Языческий алтарь | страница 83
В начале вторжения, в котором участвовали норвежские батальоны генерала Флейшера, британская морская пехота и авиация, французские альпийские стрелки и Иностранный легион, а также один польский полк, Эфраим чувствовал себя «не в своей тарелке», как он писал Арману. Главное, ему была чужда полярная ясность, немеркнущий свет, холодный и жгучий, сплошной, более таинственный, сильнее навевающий чувство одиночества, чем ночь, делающая нереальным все вокруг. К этому добавлялось ощущение растянувшегося времени, вызываемое нескончаемым днем, смутное, какое-то колдовское чувство опьянения. Только после первых засад в горах, после первых стычек с противником, окопавшимся за хребтом, после гибели рядом с ним Бравияра Эфраим избавился от состояния постоянного сомнамбулизма, чуть было не стоившего жизни и ему.
Бравияр, детина добрых двух метров роста, не считая берета (и снега под ногами), был единственным во всей роте, кто мог помериться с Бенито силой. Выходец из Юры, сын лесоруба, он хвастался, что в пятнадцать лет притащил на спине через луг новый колокол для деревенской церкви, который с трудом выгрузили с баржи шестеро мужчин. На самом деле гигант под одобрительные выкрики собравшихся передвинул колокол на несколько метров, что тоже было подвигом, а потом покатился вместе с ним вверх тормашками, как огромный навозный жук со своим шаром, и сломал себе два позвонка. Этому он был обязан своеобразной осанкой, заставлявшей однополчан хохотом провожать его в атаку: он задирал одно плечо выше другого и втягивал голову в плечи, как баклан.

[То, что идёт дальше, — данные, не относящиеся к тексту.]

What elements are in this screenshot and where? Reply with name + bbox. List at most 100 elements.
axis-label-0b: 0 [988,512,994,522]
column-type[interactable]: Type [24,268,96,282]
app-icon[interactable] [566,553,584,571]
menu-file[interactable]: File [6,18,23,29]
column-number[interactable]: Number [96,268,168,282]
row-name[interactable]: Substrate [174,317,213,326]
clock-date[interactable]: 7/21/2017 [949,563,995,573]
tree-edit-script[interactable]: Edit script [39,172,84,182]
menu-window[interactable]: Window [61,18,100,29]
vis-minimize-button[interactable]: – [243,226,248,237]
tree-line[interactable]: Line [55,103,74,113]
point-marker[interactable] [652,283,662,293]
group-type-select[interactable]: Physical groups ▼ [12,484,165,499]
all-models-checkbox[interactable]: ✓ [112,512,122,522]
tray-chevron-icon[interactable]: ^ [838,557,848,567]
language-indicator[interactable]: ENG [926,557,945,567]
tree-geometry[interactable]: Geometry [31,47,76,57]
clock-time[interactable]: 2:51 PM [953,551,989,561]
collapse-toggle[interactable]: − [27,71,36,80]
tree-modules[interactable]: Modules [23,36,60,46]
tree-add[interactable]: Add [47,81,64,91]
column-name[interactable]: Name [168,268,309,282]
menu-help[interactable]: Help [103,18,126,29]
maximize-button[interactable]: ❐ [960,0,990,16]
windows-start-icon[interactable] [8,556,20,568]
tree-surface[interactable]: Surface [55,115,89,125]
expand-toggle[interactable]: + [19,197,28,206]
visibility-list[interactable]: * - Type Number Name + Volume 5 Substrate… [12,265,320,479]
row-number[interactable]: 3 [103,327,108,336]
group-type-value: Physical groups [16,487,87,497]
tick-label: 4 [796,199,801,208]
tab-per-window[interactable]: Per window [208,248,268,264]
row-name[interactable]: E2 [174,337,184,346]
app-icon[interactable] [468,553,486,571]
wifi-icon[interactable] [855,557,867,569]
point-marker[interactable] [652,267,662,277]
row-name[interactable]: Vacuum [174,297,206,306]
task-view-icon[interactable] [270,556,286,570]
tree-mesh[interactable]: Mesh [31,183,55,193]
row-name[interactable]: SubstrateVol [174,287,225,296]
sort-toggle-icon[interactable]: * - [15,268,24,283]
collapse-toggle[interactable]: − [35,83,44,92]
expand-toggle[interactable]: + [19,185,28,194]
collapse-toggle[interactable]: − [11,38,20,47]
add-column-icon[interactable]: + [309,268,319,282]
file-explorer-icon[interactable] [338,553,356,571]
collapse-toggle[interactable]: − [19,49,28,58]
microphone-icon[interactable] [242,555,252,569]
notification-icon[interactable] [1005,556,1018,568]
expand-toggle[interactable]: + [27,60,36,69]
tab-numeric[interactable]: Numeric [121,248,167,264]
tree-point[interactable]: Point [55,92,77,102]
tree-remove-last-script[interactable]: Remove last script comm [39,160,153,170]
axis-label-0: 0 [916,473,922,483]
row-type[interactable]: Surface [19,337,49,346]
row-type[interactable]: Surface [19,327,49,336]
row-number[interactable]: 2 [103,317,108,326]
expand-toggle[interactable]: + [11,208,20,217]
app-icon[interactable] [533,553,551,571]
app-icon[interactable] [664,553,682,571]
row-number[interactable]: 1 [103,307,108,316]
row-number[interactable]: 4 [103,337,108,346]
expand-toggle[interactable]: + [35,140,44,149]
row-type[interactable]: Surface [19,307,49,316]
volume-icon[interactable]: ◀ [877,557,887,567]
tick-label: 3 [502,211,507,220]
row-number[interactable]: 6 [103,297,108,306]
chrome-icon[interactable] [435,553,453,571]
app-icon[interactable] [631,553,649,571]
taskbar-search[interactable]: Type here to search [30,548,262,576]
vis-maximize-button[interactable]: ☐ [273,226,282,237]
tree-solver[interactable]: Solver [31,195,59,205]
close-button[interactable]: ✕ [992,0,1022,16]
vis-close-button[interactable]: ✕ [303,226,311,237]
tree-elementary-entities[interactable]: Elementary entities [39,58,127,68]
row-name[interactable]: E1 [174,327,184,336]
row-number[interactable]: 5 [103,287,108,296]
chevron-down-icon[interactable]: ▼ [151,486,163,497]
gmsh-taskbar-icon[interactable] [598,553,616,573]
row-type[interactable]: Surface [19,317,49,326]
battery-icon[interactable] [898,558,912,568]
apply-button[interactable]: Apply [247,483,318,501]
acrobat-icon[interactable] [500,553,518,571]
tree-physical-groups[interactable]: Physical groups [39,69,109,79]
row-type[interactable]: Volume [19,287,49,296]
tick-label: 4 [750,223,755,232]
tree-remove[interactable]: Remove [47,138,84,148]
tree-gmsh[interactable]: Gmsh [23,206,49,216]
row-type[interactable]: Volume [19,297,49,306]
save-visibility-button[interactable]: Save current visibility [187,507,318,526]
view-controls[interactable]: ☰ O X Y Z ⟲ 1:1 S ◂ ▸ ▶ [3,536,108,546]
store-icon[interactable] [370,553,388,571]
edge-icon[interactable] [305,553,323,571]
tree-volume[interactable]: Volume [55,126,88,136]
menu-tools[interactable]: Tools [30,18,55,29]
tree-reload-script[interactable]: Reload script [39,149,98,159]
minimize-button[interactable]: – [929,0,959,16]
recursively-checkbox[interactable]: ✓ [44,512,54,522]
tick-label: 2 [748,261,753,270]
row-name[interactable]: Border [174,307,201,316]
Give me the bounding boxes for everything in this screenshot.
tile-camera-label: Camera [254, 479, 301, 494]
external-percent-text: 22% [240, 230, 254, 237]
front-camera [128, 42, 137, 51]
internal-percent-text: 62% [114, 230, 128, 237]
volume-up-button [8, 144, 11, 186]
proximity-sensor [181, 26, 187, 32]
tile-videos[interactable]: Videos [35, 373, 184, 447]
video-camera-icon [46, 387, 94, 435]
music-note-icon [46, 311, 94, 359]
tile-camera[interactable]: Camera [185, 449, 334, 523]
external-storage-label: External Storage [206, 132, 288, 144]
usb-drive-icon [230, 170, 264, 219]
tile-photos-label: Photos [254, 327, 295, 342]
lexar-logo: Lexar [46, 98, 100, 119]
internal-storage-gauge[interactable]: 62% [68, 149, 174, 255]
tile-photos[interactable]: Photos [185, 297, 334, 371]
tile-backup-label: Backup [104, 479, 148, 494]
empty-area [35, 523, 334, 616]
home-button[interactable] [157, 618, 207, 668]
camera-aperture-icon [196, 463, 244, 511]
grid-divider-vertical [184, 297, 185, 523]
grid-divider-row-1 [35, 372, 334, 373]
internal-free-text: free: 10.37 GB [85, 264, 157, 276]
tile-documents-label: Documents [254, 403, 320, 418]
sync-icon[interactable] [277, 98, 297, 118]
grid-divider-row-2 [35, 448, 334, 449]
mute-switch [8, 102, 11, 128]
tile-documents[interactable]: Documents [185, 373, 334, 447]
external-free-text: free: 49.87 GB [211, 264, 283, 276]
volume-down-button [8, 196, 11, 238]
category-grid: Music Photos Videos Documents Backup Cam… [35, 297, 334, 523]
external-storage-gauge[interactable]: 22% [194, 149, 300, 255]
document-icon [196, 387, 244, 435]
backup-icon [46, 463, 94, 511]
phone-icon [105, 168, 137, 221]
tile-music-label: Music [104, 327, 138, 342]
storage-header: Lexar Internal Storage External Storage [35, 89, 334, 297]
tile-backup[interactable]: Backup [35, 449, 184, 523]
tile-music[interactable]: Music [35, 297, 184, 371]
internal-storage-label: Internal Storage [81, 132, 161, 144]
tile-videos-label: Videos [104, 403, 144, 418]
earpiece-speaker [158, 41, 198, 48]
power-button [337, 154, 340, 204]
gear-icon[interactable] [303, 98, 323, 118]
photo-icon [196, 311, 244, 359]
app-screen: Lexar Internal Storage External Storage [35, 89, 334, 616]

Убедившись, что Бравияр испустил дух, Эфраим содрогнулся, как когда-то в детстве, когда дотронулся пальцем до волчьего трупа, который старый Арман повесил на гвоздь головой вниз. Дать волю своим чувствам он не смог: в него стрелял пулемет, замаскированный среди валунов, и ему пришлось принудить его к молчанию – тому самому молчанию Крайнего Севера, которое силилась нарушить война.
Атака получилась более долгой, чем предполагалось, и завершилась только к полуночи, в неполноценных полярных сумерках, разделявших два солнечных дня. В тот поздний час было опасно засыпать из-за лютого холода. Солдаты вырыли заступами траншею в снегу, набросали туда для тепла еловых веток и провозились до утра, притопывая, веселя друг друга, греясь напоминающим мочу кофе и твердя, что этому чистилищу скоро наступит конец, что их вот-вот сменят (но смена, увы, так и не пришла).